Nottingham's Trent Bridge in the English Midlands will stage the first Test with the fourth at Manchester's Old Trafford in the north of the country.

Bowlers on both sides may be concerned by a schedule which sees five Tests due to be crammed into the space of just over a month.

The fact cricket is the leading sport in India, the world's second most populous nation, makes the country the economic powerhouse of the global game.

This is reflected in the hugely lucrative television deals the Board of Control for Cricket in India (BCCI) can command, as well as its promotion of the Twenty20 Indian Premier League which sees many of the world's top players earning millions of dollars to play for franchise teams.

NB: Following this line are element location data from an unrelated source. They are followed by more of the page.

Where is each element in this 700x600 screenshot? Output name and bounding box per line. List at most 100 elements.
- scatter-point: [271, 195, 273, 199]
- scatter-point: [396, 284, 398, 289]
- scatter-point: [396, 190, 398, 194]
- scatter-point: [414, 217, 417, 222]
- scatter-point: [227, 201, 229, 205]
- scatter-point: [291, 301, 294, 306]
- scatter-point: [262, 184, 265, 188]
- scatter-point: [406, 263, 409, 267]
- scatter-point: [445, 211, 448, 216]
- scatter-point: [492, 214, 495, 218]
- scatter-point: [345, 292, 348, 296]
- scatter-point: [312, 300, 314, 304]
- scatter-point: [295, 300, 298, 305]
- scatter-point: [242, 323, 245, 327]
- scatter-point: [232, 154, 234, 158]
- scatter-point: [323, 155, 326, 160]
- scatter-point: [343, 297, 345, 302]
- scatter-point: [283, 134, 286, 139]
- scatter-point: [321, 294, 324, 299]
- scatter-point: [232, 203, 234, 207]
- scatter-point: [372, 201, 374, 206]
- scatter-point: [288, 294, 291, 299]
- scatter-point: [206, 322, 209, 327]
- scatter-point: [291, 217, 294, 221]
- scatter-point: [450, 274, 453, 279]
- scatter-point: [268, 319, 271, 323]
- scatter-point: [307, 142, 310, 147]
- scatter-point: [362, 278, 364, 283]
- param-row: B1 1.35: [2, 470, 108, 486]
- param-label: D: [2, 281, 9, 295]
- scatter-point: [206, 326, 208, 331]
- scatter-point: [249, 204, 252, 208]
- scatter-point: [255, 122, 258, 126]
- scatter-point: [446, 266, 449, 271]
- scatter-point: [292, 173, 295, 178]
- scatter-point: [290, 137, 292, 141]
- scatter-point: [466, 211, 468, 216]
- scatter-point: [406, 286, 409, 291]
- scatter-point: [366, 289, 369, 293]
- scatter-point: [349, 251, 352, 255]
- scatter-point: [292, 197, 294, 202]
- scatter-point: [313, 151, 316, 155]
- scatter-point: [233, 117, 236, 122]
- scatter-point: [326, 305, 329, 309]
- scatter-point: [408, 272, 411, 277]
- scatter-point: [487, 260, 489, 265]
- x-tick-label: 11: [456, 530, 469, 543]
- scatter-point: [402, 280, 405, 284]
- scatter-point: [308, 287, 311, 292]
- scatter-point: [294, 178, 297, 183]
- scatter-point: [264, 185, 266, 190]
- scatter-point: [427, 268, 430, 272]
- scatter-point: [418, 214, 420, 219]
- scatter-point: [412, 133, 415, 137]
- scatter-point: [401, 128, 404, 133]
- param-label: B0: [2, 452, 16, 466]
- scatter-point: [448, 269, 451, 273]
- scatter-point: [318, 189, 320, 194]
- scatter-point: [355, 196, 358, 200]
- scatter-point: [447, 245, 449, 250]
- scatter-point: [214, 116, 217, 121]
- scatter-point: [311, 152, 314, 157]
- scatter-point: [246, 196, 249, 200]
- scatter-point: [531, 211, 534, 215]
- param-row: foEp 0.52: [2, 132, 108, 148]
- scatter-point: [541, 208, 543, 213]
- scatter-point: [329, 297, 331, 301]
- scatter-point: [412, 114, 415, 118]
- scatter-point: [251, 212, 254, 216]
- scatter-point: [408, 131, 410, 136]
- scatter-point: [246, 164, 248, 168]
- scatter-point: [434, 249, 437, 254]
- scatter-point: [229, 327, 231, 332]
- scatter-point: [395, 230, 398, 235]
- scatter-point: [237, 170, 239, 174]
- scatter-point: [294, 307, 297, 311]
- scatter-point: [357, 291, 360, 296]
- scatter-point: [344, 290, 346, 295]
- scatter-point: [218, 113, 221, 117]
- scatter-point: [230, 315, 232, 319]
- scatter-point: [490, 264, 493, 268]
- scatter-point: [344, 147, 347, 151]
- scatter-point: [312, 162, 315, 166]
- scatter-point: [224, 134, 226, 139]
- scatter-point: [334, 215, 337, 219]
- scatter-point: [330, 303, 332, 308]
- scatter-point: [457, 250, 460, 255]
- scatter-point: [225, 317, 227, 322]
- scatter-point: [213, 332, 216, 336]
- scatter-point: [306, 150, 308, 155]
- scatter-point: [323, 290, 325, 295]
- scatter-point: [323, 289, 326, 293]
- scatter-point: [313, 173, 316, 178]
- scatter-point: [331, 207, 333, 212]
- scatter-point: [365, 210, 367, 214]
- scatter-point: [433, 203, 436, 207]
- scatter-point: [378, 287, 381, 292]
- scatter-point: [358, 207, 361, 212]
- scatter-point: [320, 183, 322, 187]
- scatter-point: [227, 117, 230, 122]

Meanwhile the large Indian expatriate community in Britain means matches involving the India national side in England usually attract large crowds.

This was clearly seen during India's 2011 tour of England when more than 850,000 spectators, a record for an international season saw India defeated four-nil in the Test series and three-nil in the one-dayers, with the T20s shared at 1-1.

"This will be the first time England has hosted India in a five Test series in more than 50 years and the length of the series reflects the iconic status which contests between these two great cricketing nations now enjoy," said ECB chief executive David Collier in a statement issued Monday.

"We anticipate significant demand for tickets both for the Test series, and for the One-Day International series which will be the first encounter between these two countries in the 50-over format since India's triumph in the final of the ICC Champions Trophy competition at Edgbaston earlier this year."

In India last year, England won a four-match Test series -- Alastair Cook's first as full-time England captain -- 2-1 before sharing a two-match Twenty20 series and then losing a five-match one-day campaign 3-2.

Sri Lanka last visited England in 2011 when they lost a three-match Test contest 1-0 and the one-dayers 3-2 before taking the T20 series 1-0.